Il Moorfields Eye Hospital è stato l’unico centro nel Regno Unito. Come riferisce Science Daily,  Sheila Irvine, una delle pazienti di Moorfields coinvolte nella sperimentazione, a cui è stata diagnosticata una degenerazione maculare legata all’età, ha detto: «Volevo partecipare alla ricerca per aiutare le generazioni future e il mio oculista mi ha suggerito di contattare Moorfields. Prima di ricevere l’impianto, era come avere due dischi neri negli occhi, con la parte esterna distorta.

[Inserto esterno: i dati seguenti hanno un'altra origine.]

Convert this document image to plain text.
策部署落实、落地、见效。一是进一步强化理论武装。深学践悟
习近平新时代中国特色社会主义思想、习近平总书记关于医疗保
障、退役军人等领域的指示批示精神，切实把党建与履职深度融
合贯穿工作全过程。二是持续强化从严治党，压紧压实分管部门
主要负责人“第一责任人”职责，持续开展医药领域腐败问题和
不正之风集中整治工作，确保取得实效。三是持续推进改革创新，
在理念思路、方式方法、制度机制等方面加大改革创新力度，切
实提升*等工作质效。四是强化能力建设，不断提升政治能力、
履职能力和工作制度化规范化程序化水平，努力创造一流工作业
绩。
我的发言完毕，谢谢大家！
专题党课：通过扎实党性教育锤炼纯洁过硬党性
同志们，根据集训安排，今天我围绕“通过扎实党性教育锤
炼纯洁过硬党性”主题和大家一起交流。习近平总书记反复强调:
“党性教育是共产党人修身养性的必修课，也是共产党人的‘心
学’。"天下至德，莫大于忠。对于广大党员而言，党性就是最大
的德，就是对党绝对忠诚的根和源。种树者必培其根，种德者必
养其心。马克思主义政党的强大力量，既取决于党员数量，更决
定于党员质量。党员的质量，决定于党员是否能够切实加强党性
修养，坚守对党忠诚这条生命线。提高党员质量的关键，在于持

«Ero un’avida lettrice e volevo tornare a essere così. Ero nervosa, eccitata, tutte queste cose. Non ho provato dolore durante l’operazione, ma ero comunque consapevole di ciò che stava accadendo. È un nuovo modo di guardare attraverso i propri occhi, ed è stato emozionante quando ho iniziato a leggere una lettera. Non è semplice imparare di nuovo a leggere, ma più ore ci metto, più cose imparo.
«Il team di Moorfields mi ha proposto delle sfide, come “Leggi la tua ricetta, che è sempre minuscola. Mi piace sforzarmi, cercare di guardare le piccole scritte sulle scatolette, fare le parole crociate.

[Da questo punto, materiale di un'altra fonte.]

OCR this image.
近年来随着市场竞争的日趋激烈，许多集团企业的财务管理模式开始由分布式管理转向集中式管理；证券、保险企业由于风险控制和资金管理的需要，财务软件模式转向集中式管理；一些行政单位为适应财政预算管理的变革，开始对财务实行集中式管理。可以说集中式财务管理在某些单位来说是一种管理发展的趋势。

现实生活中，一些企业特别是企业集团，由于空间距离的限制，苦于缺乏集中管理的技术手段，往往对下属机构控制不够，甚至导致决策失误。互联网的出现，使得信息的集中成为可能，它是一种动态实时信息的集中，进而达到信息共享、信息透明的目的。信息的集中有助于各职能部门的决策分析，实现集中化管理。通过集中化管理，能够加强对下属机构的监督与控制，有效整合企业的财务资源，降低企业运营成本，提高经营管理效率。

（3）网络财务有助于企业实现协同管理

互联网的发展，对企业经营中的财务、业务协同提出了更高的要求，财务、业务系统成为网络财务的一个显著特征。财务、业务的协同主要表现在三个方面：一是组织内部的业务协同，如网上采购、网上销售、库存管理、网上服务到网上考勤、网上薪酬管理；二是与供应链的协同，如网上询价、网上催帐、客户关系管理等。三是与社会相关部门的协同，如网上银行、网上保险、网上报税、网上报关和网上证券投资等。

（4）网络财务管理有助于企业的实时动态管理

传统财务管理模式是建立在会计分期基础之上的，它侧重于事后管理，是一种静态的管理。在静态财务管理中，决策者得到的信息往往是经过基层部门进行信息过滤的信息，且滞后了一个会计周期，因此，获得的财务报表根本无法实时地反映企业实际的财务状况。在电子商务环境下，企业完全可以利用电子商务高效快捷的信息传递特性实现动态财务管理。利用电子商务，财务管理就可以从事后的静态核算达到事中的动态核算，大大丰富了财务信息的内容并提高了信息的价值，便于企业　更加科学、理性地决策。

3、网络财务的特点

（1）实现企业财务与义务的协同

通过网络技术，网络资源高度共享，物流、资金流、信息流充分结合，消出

«Ha fatto una grande differenza. Leggere ti trasporta in un altro mondo, ora sono decisamente più ottimista».

Effetti collaterali contenuti e gestibili

Come ogni intervento chirurgico complesso, anche l’impianto comporta dei rischi. Lo studio ha registrato 26 eventi avversi gravi in 19 pazienti, quasi tutti attesi. La maggior parte era ipertensione oculare, ma si sono verificati anche distacchi di retina, fori nella macula ed emorragie sottoretiniche. La stragrande maggioranza dei casi si è verificata entro i primi due mesi e il 95% si è risolto rapidamente, spontaneamente o con intervento medico. La tolleranza è stata considerata buona. Sono previsti ulteriori follow-up fino a 36 mesi.
«I benefici hanno superato di gran lunga gli effetti negativi», conclude José-Alain Sahel, autore senior di questo articolo e ricercatore internazionale affiliato all’Inserm, all’Institut de la vision (CNRS/Inserm/Sorbonne Université), all’Hôpital Fondation Adolphe de Rothschild; all’Hôpital national des 15-20; alla Sorbonne Université di Parigi; e alla University of Pittsburgh School of Medicine di Pittsburgh, negli Stati Uniti. «Finora erano stati sviluppati altri tipi di impianti sottoretinici, con benefici molto inferiori. Questa è la prima volta che un sistema ha permesso a pazienti che hanno perso la visione centrale di leggere di nuovo parole e persino frasi, preservando la visione periferica», conclude.